TESDA: Eat fish, give jobs

26 November 2011

Teach a man to eat fish and you teach him how to be healthy. Teach a man how to fish and you help develop the fishing industry.  Grow the fishing industry and you help provide jobs to many people.
Having in mind the many young people who have and still continue to train in various technical vocational courses, Technical Education and Skills Development Authority (TESDA) Director General Joel Villanueva called on the public to make fish a regular part of their daily diet and  urged  them  to be more creative, boost their entrepreneurial skills, and start their own business.

“Isn’t it ironic that despite our abundant supply of fish, we are still primarily consuming meat?” Villanueva said when he spoke at the 28th foundation anniversary of the Lupon School of Fisheries in Davao.
“Educating the public and making fish more accessible and affordable will not only improve public health, but will also increase the demand for fish, contribute to the growth of the industry, and keep workers employed,” he said.

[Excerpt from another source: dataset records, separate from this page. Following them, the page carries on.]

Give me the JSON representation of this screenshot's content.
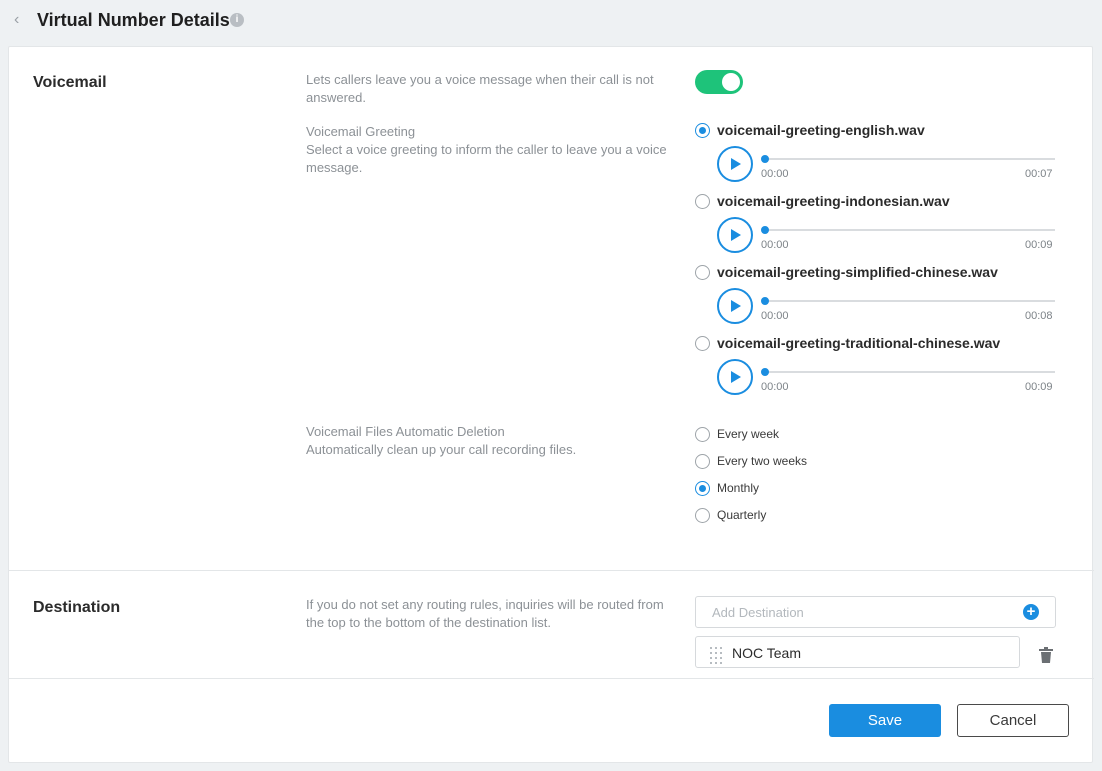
{
  "header": {
    "back_icon": "chevron-left-icon",
    "title": "Virtual Number Details",
    "info_icon": "info-icon"
  },
  "voicemail": {
    "title": "Voicemail",
    "description": "Lets callers leave you a voice message when their call is not answered.",
    "enabled": true,
    "greeting": {
      "label": "Voicemail Greeting",
      "description": "Select a voice greeting to inform the caller to leave you a voice message.",
      "files": [
        {
          "name": "voicemail-greeting-english.wav",
          "current": "00:00",
          "duration": "00:07",
          "selected": true
        },
        {
          "name": "voicemail-greeting-indonesian.wav",
          "current": "00:00",
          "duration": "00:09",
          "selected": false
        },
        {
          "name": "voicemail-greeting-simplified-chinese.wav",
          "current": "00:00",
          "duration": "00:08",
          "selected": false
        },
        {
          "name": "voicemail-greeting-traditional-chinese.wav",
          "current": "00:00",
          "duration": "00:09",
          "selected": false
        }
      ]
    },
    "deletion": {
      "label": "Voicemail Files Automatic Deletion",
      "description": "Automatically clean up your call recording files.",
      "options": [
        {
          "label": "Every week",
          "selected": false
        },
        {
          "label": "Every two weeks",
          "selected": false
        },
        {
          "label": "Monthly",
          "selected": true
        },
        {
          "label": "Quarterly",
          "selected": false
        }
      ]
    }
  },
  "destination": {
    "title": "Destination",
    "description": "If you do not set any routing rules, inquiries will be routed from the top to the bottom of the destination list.",
    "add_placeholder": "Add Destination",
    "items": [
      {
        "name": "NOC Team"
      }
    ]
  },
  "footer": {
    "save_label": "Save",
    "cancel_label": "Cancel"
  },
  "colors": {
    "accent": "#1a8de0",
    "toggle_on": "#1ec37a"
  }
}
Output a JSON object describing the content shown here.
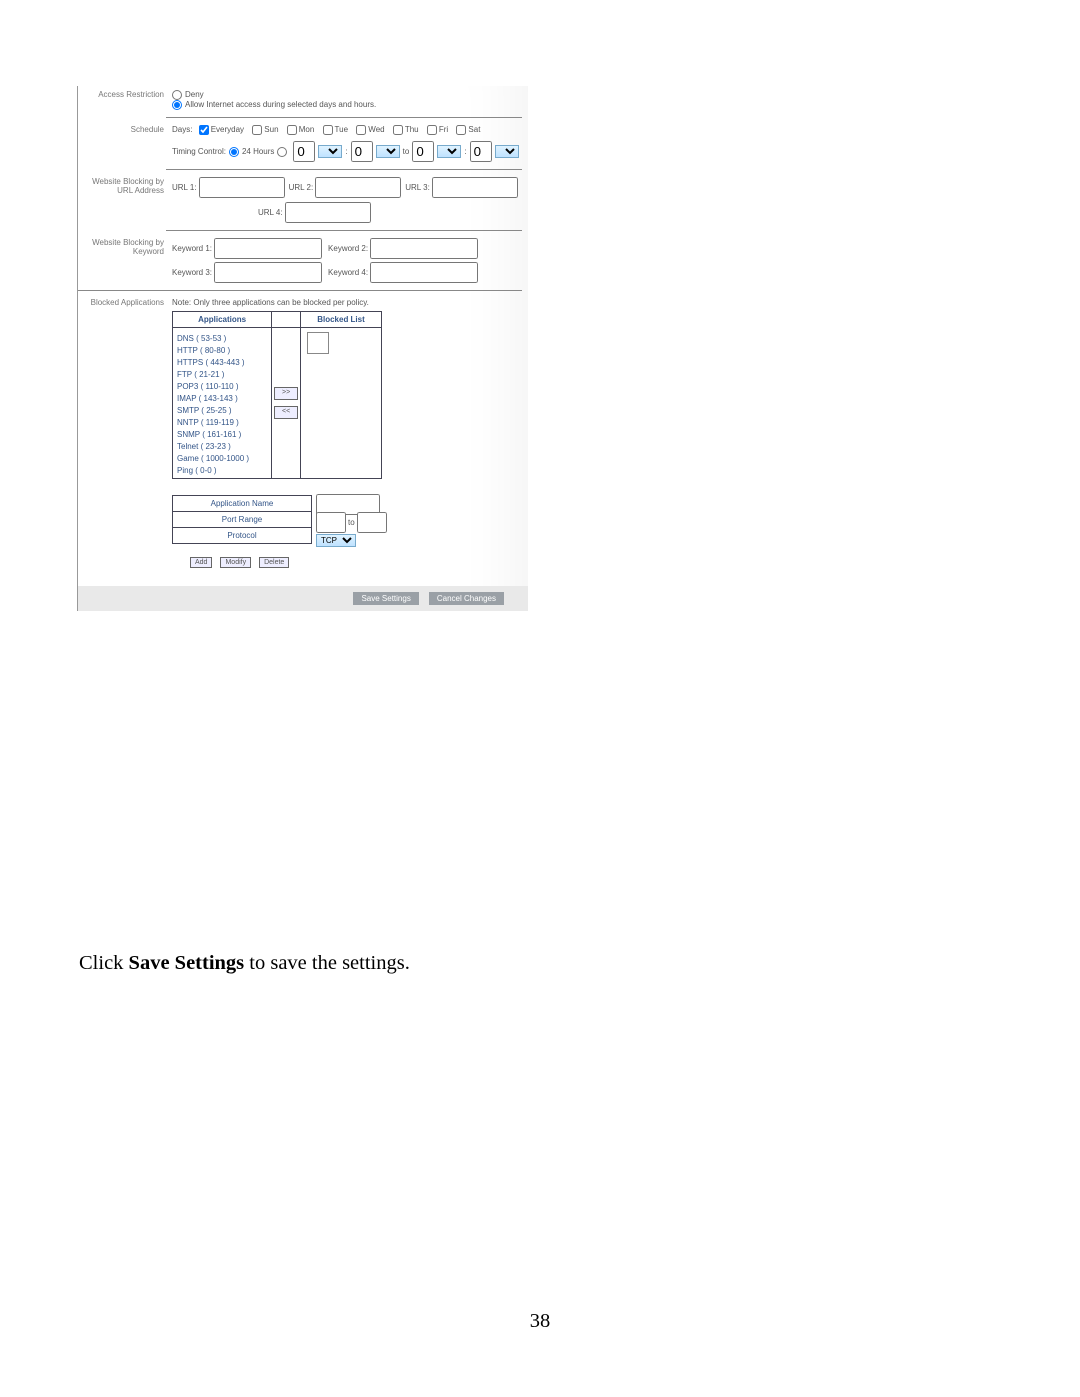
{
  "sections": {
    "access_restriction": "Access Restriction",
    "schedule": "Schedule",
    "website_by_url": "Website Blocking by URL Address",
    "website_by_keyword": "Website Blocking by Keyword",
    "blocked_apps": "Blocked Applications"
  },
  "access": {
    "deny_label": "Deny",
    "allow_label": "Allow  Internet access during selected days and hours."
  },
  "schedule": {
    "days_label": "Days:",
    "days": [
      "Everyday",
      "Sun",
      "Mon",
      "Tue",
      "Wed",
      "Thu",
      "Fri",
      "Sat"
    ],
    "everyday_checked": true,
    "timing_label": "Timing Control:",
    "opt_24": "24 Hours",
    "time_sep1": ":",
    "time_sep2": ":",
    "to": "to",
    "hour1": "0",
    "min1": "0",
    "hour2": "0",
    "min2": "0"
  },
  "url": {
    "u1": "URL 1:",
    "u2": "URL 2:",
    "u3": "URL 3:",
    "u4": "URL 4:"
  },
  "keyword": {
    "k1": "Keyword 1:",
    "k2": "Keyword 2:",
    "k3": "Keyword 3:",
    "k4": "Keyword 4:"
  },
  "apps": {
    "note": "Note: Only three applications can be blocked per policy.",
    "hdr_apps": "Applications",
    "hdr_blocked": "Blocked List",
    "list": [
      "DNS ( 53-53 )",
      "HTTP ( 80-80 )",
      "HTTPS ( 443-443 )",
      "FTP ( 21-21 )",
      "POP3 ( 110-110 )",
      "IMAP ( 143-143 )",
      "SMTP ( 25-25 )",
      "NNTP ( 119-119 )",
      "SNMP ( 161-161 )",
      "Telnet ( 23-23 )",
      "Game ( 1000-1000 )",
      "Ping ( 0-0 )"
    ],
    "btn_add": ">>",
    "btn_remove": "<<"
  },
  "form": {
    "app_name": "Application Name",
    "port_range": "Port Range",
    "port_to": "to",
    "protocol": "Protocol",
    "protocol_value": "TCP"
  },
  "form_buttons": {
    "add": "Add",
    "modify": "Modify",
    "delete": "Delete"
  },
  "footer": {
    "save": "Save Settings",
    "cancel": "Cancel Changes"
  },
  "doc": {
    "caption_prefix": "Click ",
    "caption_bold": "Save Settings",
    "caption_suffix": " to save the settings.",
    "page_num": "38"
  }
}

The event, which carried the theme “TESDA: Kaagapay sa Matuwid na Pag-unlad,” gathered together trainers, students, out-of-school-youth, local government officials and workers in the fishing industry to celebrate and renew their commitments to making LSF the lead technical institution for education, research and novel business pursuits for the people in the community.

The Philippines is among the top fish producers all over the world. Through the years, however, the fishing industry has seen a decline in the amount of catch in municipal waters or small scale fishing operations.

“This is where Lupon School of Fisheries finds its relevance. It is not only teaches our fishermen how to fish but also how to sustain the supply of fish and sea creatures,” Villanueva said.
The TESDA chief stressed the importance of technical education and skills development in the fishing industry.
With the proper training, knowledge and skills, Villanueva said that fisher folks can be “more creative and imaginative in honing their entrepreneurial skills and can try building their own business.”

TESDA vows to continue providing and relevant training, administer the assessment of graduates and issue certification to those who will pass and meet the standards.

“Fishing is more than catching fish.  If it is just about catching fish, then we can just simply give a person a rod, fishing reel, a boat or a net, and that is the end of the story. But what is more important is to also know how to sustain and protect the environment and learn the business side of the industry to make fisher folks more competitive so they can benefit more from the richness of our fish supply,” Villanueva said.